The old idiom practice makes perfect is far more applicable today thanks to new technology. In the medical field specifically, new lifelike robots are changing how nurses practice and master clinical skills. Technology is giving nurses the chance to practice clinical skills on manikins before they see a real patient. Therefore, nurses can make mistakes and get the best training possible, so real patients have better outcomes.
Nursing students at Seminole State College will gain hands-on experience in labor and delivery scenarios through Victoria, a lifelike childbirth simulator. Victoria has many features like blinking eyes, a pulse, and blood pressure to help enhance the student’s training.
Dr. Cheryl Cicotti, associate dean of nursing at Seminole State College, thinks that simulation training will help create better nurses. Cicotti explains that when her generation was trained by standing back and watching as a procedure was performed. Now, nursing students can use what they have learned in the classroom to deal with a variety of obstetric scenarios.

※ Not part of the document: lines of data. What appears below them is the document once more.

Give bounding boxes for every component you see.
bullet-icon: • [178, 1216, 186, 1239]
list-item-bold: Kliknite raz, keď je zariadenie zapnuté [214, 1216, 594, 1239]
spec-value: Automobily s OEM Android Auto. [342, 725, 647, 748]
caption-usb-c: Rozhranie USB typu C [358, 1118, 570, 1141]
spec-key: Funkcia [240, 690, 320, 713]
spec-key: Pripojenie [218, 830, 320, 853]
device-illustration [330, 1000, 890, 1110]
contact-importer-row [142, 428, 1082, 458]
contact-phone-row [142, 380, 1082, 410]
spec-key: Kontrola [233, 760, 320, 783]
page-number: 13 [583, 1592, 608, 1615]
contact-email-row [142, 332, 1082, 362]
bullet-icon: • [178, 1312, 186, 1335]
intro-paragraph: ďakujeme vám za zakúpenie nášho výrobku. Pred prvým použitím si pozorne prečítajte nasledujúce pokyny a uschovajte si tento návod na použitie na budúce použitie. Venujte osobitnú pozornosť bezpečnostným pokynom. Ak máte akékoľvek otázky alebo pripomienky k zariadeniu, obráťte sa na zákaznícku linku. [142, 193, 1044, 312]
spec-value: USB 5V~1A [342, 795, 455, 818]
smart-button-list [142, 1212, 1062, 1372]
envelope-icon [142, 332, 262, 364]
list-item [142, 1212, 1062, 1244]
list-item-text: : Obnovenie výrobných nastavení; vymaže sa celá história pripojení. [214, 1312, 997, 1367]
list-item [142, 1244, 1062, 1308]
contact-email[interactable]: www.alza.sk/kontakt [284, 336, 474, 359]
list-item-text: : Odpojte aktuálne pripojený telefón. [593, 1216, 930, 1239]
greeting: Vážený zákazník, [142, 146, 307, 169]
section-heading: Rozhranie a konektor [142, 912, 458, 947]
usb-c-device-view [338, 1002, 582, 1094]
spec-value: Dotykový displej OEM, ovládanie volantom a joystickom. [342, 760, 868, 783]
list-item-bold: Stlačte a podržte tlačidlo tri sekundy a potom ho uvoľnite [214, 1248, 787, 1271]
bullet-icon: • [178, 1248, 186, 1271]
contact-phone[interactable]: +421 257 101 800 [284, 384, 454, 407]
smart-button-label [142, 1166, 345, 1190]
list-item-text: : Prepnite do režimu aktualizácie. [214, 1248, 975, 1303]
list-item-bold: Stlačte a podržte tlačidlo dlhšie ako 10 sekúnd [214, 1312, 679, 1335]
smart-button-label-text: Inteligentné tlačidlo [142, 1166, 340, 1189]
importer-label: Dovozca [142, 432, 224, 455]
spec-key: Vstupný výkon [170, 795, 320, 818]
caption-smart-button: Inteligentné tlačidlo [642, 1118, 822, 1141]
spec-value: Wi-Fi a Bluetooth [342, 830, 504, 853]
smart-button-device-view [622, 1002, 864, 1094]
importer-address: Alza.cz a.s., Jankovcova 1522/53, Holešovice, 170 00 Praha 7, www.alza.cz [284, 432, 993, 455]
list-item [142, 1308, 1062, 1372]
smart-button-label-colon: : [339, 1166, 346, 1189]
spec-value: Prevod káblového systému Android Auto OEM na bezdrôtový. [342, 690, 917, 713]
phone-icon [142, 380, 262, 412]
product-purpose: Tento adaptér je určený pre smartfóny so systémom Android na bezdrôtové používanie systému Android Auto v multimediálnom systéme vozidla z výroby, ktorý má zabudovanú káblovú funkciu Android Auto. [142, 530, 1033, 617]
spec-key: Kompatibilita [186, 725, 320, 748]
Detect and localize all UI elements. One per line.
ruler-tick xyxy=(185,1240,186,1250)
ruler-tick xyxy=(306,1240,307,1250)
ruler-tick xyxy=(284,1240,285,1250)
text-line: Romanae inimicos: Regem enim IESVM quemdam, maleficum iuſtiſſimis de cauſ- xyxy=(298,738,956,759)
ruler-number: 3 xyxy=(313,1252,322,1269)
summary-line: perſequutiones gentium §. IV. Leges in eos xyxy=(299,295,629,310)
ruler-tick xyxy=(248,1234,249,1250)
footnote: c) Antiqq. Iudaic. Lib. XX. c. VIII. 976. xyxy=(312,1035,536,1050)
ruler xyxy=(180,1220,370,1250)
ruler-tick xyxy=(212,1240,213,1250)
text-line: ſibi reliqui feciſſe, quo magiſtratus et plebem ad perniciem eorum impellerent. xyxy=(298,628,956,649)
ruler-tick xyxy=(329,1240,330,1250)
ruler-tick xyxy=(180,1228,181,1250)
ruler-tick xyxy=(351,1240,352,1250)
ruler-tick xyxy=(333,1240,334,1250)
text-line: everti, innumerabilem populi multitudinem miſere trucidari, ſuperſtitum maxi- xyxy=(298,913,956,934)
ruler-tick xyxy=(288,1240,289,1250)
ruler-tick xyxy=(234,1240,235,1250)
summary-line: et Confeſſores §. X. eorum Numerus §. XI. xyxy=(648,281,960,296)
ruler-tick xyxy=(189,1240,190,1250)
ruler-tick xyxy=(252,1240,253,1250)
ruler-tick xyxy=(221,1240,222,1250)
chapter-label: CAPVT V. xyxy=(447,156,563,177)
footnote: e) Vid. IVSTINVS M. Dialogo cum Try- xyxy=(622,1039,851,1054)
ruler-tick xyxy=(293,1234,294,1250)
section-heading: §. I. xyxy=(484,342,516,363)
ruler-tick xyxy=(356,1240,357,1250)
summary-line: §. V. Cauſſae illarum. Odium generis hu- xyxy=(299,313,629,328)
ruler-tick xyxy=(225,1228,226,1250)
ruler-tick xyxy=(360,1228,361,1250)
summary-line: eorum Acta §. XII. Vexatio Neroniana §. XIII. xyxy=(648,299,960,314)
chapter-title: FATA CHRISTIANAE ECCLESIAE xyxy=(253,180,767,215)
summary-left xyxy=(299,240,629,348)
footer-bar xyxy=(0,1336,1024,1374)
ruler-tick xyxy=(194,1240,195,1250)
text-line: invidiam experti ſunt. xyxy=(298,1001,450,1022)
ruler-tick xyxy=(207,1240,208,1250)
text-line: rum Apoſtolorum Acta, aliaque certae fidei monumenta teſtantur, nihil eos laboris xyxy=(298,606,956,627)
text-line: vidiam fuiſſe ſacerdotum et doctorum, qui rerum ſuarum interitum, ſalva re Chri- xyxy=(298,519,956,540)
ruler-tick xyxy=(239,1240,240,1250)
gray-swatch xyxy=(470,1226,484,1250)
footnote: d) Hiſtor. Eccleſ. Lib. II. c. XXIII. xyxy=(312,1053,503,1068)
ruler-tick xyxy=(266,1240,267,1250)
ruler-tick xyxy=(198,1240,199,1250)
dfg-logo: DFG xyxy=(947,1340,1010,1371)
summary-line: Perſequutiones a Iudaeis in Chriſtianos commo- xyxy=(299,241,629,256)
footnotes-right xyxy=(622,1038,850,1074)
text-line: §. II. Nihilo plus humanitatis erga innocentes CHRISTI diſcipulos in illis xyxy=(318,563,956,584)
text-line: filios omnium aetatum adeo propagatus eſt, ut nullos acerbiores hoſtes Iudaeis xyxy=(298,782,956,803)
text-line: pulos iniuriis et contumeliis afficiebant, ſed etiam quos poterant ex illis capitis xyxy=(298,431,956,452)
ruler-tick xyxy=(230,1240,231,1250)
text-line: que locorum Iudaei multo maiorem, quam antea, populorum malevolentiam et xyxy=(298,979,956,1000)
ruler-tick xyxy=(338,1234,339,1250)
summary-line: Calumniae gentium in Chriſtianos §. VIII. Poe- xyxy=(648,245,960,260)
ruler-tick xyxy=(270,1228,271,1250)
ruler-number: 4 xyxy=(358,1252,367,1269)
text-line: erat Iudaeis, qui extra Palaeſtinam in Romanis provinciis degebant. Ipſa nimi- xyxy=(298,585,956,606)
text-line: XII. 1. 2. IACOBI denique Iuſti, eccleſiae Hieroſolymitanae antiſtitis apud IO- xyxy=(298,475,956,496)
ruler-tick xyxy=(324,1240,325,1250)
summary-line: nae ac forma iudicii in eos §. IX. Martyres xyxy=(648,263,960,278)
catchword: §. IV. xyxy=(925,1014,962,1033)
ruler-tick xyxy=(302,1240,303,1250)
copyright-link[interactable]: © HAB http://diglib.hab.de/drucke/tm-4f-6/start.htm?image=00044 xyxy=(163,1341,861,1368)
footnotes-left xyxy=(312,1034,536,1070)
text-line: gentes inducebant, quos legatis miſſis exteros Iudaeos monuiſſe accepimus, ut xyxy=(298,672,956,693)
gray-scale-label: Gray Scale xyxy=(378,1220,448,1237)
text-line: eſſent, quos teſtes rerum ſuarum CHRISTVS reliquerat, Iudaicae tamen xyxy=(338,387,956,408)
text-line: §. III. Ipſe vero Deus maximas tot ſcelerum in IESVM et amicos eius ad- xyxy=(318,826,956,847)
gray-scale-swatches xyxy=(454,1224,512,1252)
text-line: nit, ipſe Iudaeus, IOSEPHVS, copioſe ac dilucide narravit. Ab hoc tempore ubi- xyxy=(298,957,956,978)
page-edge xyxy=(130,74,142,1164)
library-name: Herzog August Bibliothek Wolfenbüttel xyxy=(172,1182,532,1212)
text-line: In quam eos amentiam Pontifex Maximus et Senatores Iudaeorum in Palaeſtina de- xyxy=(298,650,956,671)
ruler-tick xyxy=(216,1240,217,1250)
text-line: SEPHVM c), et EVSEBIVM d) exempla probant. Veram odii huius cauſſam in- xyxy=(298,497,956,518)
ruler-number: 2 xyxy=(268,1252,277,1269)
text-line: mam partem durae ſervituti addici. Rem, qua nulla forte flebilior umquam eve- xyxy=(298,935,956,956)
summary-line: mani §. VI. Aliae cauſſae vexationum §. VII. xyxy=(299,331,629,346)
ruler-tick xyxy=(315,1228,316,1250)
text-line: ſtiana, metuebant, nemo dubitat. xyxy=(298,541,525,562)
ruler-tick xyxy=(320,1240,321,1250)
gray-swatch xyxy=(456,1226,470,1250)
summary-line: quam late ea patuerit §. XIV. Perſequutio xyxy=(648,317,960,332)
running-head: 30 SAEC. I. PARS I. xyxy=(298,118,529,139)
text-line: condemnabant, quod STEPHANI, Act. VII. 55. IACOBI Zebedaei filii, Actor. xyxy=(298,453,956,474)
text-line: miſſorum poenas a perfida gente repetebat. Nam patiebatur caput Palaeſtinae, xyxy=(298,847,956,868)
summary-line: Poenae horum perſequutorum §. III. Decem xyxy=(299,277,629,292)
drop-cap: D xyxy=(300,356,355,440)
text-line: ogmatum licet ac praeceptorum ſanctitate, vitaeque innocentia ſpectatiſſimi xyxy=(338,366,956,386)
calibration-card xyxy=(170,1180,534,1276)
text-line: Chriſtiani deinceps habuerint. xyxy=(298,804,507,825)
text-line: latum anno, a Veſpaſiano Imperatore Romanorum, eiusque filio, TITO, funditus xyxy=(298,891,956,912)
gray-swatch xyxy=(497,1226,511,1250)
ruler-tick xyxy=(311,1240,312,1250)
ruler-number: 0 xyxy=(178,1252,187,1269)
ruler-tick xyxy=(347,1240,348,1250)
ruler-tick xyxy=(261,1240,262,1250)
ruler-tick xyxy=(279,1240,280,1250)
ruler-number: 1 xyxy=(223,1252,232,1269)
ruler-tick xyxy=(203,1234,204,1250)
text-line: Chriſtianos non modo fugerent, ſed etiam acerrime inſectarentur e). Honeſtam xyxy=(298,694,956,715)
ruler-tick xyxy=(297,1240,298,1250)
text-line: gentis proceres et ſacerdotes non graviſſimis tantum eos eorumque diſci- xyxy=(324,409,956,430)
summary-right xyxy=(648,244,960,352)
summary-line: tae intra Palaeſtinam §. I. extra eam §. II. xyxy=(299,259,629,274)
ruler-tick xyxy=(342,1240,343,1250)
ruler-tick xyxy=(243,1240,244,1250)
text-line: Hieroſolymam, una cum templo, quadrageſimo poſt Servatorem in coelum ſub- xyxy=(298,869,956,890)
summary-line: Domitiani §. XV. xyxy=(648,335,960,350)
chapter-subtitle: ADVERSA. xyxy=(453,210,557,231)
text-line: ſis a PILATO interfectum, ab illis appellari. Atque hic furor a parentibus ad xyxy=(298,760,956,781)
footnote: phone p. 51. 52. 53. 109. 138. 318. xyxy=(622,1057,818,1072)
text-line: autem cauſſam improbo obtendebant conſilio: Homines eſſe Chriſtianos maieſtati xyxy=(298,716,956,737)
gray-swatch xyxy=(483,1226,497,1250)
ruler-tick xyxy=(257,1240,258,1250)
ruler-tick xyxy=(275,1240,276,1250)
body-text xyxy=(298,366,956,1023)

The students go through two phases of labor and then delivery. Simulation helps the students perform under pressure during a variety of scenarios like a breech delivery or a C-section. As they practice over and over again on Victoria, the students will become more proficient and be better prepared to handle a real emergency. Actors are even used to represent the patient’s family, so the students also develop their interpersonal skills.
Thus, simulation is helping nursing students become better at responding to an emergency situation. Simulation allows them to practice vital, lifesaving skills while also developing their empathy and bedside manner. By practicing both of these skills on a simulator first, patients will receive better care.
Furthermore, as the country’s population ages, there will be a critical need for nurses in the near future. Unfortunately, there are not enough OB training spots available in hospitals for nursing students. Some students might go an entire rotation without ever witnessing a birth.
Hence, simulation is an effective workaround that allows schools to give students the necessary hands-on experience that they would miss out on otherwise. In fact, new research suggests that up to 50% of clinical hours can be replaced with simulation training.
The investment in simulation has paid off for Seminole State College. They currently have a 99% pass rate and are a top-ranked school in their area. Suffice it to say that simulation training has shown positive results both on paper and in practice.